All sorts of jazz, free jazz and improv. Never for money, always for love.
This free improvised meeting between prolific French guitarist Noël Akchoté and analog synthesizer wizard Jean-Marc Foussat, and British drummer Roger Turner is unique, and not just because of these experienced improvisers' breadth of the musical language. The trio's collective sound is a multilayered, reflecting on progressive rock in its early experimental days, muscular fusion showoffs and a timbral search in its most sophisticated form, all filtered through these musicians' mature, idiosyncratic articulations.

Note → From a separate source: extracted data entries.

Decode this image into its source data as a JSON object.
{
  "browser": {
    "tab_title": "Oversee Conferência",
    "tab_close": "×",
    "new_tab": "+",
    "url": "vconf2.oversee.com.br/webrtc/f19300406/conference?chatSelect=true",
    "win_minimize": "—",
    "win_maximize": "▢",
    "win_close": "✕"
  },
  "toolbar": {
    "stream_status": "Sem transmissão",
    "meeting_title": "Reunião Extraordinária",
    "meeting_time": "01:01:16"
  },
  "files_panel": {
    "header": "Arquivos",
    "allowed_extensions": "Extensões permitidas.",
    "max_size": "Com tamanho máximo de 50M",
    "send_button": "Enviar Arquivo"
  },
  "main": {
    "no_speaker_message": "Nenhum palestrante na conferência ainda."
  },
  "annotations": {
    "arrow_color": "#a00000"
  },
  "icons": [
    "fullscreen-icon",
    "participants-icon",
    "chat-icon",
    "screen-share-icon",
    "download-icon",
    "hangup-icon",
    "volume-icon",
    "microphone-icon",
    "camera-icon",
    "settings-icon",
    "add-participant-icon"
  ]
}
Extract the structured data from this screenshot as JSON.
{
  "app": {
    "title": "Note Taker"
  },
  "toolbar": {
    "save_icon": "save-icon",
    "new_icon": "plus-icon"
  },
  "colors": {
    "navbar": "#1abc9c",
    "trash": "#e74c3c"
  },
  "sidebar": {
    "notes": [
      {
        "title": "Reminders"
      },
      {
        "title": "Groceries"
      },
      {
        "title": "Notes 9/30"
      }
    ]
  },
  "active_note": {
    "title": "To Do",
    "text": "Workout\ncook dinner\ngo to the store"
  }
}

All three are well-versed in non-idiomatic free improvised and experimental sonic meetings. They performed together as a trio for the first time in 2006 in a tribute to the late British guitarist Derek Bailey, and reconvened last year for this recording. Akchoté brings his free-jazz, textual phrasing to this trio; Foussat his otherworldly, vintage electronic sounds; and Turner, his irregular timekeeping and highly poetic percussive colors.
The trio's ideas keep flowing, nurturing each of its members' gestures—accumulating and exploding in a powerful electric storm, only to dissolve into a new silent beginning and build slowly again until it bursts in another cathartic release. There is no clear narrative to this one, long, 45-minutes improvisation. No real beginning or clear end and no solo parts, since the trio's communication is so immediate that the music changes its course within seconds. Due to its highly inventive interplay, so free of any clichés or any conventional categorizations, the sonic outcome is fresh and intense, even in the quiet segments.
Acid Rain is a powerful document of free improvisation.